Bohemian horn player (born 1760s)

Beate Pokorny (probably born around 1760) was a French horn player from Bohemia. She may have been the daughter of the composer František Xaver Pokorný, and she is one of the earliest known female horn players.

== Historical accounts ==
Few accounts of Pokorny are available. The edition of the Mercure de France praises Pokorny's performance of a concerto by Giovanni Punto at the Concert Spirituel on 24 December 1779. A pair of 1780 advertisements in The Morning Post allude to concerts in London by "two Miss Pokorny" who both played the horn; a third advertisement indicates a concert for the benefit of the two Pokornys.

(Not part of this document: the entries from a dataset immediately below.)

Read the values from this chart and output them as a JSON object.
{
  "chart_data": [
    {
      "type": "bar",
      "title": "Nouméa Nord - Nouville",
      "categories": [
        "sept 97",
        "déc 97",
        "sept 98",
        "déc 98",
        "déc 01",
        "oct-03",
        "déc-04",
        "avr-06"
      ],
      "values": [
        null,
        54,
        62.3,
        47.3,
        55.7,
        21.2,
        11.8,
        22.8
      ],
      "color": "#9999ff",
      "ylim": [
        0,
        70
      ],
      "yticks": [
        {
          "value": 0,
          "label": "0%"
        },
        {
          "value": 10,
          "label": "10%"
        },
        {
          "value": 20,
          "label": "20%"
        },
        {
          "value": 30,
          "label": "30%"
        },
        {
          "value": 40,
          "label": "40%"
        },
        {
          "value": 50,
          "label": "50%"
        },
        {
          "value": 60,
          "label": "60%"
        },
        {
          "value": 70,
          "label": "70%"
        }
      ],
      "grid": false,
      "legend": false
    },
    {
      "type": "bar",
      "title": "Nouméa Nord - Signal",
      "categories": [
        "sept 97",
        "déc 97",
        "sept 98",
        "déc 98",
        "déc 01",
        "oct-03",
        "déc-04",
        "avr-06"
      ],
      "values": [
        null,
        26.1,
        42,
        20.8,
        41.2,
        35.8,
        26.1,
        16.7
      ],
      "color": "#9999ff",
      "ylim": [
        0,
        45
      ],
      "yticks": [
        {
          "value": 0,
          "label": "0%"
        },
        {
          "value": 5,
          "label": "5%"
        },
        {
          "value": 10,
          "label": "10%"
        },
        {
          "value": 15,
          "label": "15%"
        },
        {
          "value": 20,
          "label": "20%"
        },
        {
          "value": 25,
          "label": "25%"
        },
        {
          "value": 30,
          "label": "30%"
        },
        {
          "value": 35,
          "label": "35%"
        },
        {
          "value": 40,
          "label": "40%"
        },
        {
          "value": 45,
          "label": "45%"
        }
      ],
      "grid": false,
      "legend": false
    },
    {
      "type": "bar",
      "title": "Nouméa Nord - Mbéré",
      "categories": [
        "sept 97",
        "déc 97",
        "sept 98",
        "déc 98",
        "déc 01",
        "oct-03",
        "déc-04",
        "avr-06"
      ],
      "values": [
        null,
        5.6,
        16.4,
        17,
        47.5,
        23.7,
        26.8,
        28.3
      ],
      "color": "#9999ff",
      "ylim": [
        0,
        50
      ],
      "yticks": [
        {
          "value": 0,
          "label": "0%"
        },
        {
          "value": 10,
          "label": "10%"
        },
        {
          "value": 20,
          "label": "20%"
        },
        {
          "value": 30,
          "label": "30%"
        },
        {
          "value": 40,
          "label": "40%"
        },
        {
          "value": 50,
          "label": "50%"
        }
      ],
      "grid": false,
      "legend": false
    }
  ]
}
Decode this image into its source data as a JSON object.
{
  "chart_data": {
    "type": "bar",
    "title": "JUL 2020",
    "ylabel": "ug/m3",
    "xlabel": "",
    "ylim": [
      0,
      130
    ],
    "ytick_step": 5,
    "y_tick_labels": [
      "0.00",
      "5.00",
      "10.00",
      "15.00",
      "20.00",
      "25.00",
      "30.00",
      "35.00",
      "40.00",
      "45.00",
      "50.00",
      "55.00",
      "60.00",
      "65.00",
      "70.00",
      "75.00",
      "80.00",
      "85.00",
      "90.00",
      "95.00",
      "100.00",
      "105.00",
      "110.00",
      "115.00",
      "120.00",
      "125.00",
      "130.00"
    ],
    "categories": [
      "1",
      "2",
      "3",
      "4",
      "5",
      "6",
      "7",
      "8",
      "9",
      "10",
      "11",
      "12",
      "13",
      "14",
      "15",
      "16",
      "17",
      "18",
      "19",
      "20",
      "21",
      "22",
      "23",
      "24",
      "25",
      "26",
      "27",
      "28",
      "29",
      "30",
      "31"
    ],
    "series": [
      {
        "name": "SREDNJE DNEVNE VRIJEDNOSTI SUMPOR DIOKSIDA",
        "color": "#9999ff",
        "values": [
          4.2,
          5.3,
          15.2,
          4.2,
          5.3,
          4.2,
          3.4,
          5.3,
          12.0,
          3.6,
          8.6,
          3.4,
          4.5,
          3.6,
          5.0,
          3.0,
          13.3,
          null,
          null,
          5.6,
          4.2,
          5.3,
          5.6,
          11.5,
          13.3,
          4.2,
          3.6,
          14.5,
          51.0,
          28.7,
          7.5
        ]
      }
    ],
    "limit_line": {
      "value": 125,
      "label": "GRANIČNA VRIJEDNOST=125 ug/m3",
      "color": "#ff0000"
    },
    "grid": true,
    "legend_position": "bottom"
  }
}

The identity of the second Pokorny is unknown. Beate Pokorny is described as vituosic in two dictionaries, one from 1792 and the other from 1817.

== Analysis ==
According to musicologist Jan La Rue, the symphonies of František Xaver Pokorný have "exceptional" horn parts, which could be explained by having a skilled horn player as a daughter. Imyra Santana of Panthéon-Sorbonne University comments that more than one family of the name Pokorny is known to have been highly musical, and argues that the presence of a second horn player, likely her sister, suggests she came from a family of musicians. Santana also argues that she likely chose a concerto by Punto in order to demonstrate her virtuosity.